Building a security squad is costly and time-intensive, and recruitment can be draining. But the truth of the matter is that not investing in cybersecurity may cost you even more in resolution fees—fees so high that they could possibly lead to bankruptcy. According to an IBM study, the average cost of a data breach is $3.86 million. The cost changes depending on the industry, with highly regulated sectors like healthcare and finance clocking in at $408 and $204 per stolen record, respectively. The lowest cost of a data breach, seen in public industries, is $75 per capita.
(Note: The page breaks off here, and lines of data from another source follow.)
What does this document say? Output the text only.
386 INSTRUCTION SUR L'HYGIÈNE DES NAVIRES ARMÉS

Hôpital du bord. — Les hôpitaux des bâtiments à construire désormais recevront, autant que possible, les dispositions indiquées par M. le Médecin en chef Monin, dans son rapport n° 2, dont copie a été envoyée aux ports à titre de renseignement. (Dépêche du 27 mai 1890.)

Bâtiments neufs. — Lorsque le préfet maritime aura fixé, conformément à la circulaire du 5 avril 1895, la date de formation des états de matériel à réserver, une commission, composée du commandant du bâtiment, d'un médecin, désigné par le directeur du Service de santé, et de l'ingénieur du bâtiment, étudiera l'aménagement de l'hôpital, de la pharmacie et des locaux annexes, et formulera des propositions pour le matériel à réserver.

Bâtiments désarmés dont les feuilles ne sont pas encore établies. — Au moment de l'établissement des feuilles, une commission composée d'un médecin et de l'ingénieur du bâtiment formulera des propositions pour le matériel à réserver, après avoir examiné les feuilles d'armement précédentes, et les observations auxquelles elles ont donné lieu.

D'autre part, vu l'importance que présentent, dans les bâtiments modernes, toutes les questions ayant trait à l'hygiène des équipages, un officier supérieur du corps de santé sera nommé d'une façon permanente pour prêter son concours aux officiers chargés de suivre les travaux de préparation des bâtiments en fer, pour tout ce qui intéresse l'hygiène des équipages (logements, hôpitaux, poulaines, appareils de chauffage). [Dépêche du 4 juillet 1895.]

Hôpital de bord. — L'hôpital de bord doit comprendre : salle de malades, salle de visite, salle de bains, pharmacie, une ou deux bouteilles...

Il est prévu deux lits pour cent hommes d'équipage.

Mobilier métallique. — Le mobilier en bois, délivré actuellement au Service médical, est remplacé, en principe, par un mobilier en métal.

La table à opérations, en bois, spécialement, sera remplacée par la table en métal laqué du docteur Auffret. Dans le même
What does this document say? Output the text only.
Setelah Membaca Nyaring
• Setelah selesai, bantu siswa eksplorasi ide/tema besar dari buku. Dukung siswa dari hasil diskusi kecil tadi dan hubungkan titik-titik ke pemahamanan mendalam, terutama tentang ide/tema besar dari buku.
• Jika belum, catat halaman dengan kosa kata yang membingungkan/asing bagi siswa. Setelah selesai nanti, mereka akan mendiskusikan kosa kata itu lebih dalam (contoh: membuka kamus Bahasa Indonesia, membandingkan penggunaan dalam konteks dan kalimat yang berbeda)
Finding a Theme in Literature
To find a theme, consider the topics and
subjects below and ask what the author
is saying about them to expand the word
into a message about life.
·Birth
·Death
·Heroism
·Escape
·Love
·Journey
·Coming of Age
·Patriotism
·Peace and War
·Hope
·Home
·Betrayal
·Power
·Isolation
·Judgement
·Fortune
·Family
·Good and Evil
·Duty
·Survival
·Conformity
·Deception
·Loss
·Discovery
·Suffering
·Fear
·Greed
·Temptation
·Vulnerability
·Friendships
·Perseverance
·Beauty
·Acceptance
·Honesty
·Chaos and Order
Due to the hefty price tag, it may seem that a cybersecurity requirement puts smaller companies at an inherent disadvantage. But that’s not necessarily the case. The cybersecurity industry is rapidly growing—in the U.S. spending jumped from $40 billion in 2013 to $66 billion this year, —which has generated more affordable options for companies with a limited budget. One expected trend for cybersecurity is a move toward outsourcing services locally, which is otherwise referred to as near sourcing. This enables companies to reduce costs—as much as $400,000 annually for every 100 users—by enlisting IT experts only when they are needed.
Still not convinced of cybersecurity’s worth?
In analyzing the targeted industries of previous attacks, experts have determined that hackers go after companies that are most vulnerable rather than most profitable, Forbes reported. This means having a strong security system in place could stop hackers from even considering you a target.
But investing in cybersecurity is more than a defensive move, it’s good business. Websites that operate via HTTPS rather just HTTP (you know, those letters before a URL) signify that it is a secure environment for customers’ sensitive information, like credit card numbers. Not only does this give clients peace of mind and establish trust in the company, but also Google ranks these sites higher in search-engine results (and Google Chrome labels HTTP sites as “Not Secure,” which scares away potential customers).
Without cybersecurity, the concept of privacy would be obsolete. Today, people manage every facet of their lives online—retirement, health care, bank activity, shopping, you name it—and companies play a significant role in protecting their information. Not to mention customers today have high expectations, and one thing they fully expect is a safe and secure online user experience. If you don’t provide that, they’ll find someone who does.
To compete and thrive in today’s world—one with increasing accountability and pressure from factors beyond our control—businesses will need to be ahead of any potential disruptions. Not investing in cybersecurity puts you and your consumers at risk. One that neither of you can afford.